- Born: September 24, 1959 Mascot, Tennessee, U.S.
- Died: June 22, 2016 (aged 56) Fayette County, West Virginia, U.S.
- Genres: Christian
- Occupation: Singer
- Years active: 1981 – December 2, 2014
- Formerly of: Kingdom Heirs

= Steve French (singer) =

Steve French (September 24, 1959 – June 22, 2016) was an American baritone who was the emcee and owner of the Kingdom Heirs. Born in Mascot, Tennessee, French claimed in concert performances to have founded the group with his brother Kreis in 1981. Nevertheless, the historical record shows that the Kingdom Heirs were founded in Knoxville, Tennessee in 1971. Both Steve and Kreis French first forayed into musical performance in their church. Steve traveled with regional groups the Crystal River Boys and the King's Servants prior to joining the Kingdom Heirs in 1982.

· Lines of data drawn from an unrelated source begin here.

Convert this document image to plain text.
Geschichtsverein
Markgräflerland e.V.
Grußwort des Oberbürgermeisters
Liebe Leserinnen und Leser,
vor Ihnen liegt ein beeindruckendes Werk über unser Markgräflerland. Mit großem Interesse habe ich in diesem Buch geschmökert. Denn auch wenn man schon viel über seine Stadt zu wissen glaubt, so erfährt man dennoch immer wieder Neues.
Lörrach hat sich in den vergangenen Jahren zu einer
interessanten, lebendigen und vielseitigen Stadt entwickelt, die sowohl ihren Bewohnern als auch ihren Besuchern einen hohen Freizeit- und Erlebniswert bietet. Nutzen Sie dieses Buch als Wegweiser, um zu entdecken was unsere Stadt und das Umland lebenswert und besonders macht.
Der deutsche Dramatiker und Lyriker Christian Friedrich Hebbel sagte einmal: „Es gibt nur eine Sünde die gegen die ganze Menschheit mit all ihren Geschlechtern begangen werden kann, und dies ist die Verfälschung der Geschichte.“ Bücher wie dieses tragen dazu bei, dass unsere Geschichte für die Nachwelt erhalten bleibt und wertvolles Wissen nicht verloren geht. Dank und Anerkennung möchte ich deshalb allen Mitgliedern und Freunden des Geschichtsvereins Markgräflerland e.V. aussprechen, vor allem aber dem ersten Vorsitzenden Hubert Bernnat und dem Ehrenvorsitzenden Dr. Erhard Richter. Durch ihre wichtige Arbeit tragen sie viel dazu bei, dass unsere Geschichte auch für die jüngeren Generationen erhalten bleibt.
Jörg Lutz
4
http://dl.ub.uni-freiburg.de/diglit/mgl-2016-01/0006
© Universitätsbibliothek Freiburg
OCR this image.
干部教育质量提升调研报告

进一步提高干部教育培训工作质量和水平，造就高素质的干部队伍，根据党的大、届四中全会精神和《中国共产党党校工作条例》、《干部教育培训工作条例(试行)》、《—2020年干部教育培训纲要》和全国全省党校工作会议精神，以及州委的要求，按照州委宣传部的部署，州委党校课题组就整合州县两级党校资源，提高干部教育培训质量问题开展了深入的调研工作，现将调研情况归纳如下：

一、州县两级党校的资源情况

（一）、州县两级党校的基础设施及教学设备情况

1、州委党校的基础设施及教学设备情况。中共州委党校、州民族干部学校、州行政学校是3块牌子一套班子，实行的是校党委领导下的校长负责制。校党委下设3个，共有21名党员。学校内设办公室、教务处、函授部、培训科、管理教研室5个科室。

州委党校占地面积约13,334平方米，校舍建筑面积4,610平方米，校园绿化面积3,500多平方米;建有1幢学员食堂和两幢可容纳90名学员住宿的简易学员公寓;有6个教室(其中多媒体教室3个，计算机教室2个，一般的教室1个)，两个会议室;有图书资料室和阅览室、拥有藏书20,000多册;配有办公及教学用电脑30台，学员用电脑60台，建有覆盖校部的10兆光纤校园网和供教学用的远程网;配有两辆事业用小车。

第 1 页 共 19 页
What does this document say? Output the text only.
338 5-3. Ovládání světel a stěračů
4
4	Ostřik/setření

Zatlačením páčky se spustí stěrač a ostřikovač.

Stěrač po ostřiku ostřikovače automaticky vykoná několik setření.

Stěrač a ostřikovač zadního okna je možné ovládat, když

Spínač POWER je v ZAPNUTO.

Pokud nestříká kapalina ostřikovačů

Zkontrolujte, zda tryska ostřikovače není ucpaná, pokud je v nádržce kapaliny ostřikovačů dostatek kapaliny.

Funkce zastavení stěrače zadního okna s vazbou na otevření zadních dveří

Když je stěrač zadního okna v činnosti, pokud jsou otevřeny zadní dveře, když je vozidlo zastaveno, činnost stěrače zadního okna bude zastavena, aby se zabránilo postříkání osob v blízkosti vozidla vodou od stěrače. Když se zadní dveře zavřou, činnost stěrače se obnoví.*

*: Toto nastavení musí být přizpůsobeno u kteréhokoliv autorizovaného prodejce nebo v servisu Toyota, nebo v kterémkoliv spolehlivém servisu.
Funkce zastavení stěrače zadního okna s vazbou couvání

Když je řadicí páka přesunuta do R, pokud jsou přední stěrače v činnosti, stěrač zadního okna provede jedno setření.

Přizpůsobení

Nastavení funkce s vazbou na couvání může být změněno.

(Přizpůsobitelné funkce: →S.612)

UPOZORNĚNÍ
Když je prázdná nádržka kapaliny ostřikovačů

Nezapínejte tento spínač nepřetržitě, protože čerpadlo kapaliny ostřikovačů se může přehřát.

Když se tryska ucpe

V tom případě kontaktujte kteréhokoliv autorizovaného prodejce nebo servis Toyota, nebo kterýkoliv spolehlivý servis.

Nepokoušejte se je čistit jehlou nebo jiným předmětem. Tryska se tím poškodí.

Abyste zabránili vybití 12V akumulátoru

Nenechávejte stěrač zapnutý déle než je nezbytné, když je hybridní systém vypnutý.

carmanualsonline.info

In 2002, French and his brother faced the task of replacing three key group members who had all resigned at the same time. They managed to keep the group a fan favorite. In addition to his past responsibilities with the Kingdom Heirs, he served on the board of directors for the National Quartet Convention. On June 22, 2016, French and girlfriend, Lindsey Hudson, jumped to their death from the New River Gorge Bridge in Fayette County, West Virginia. They both had active arrest warrants.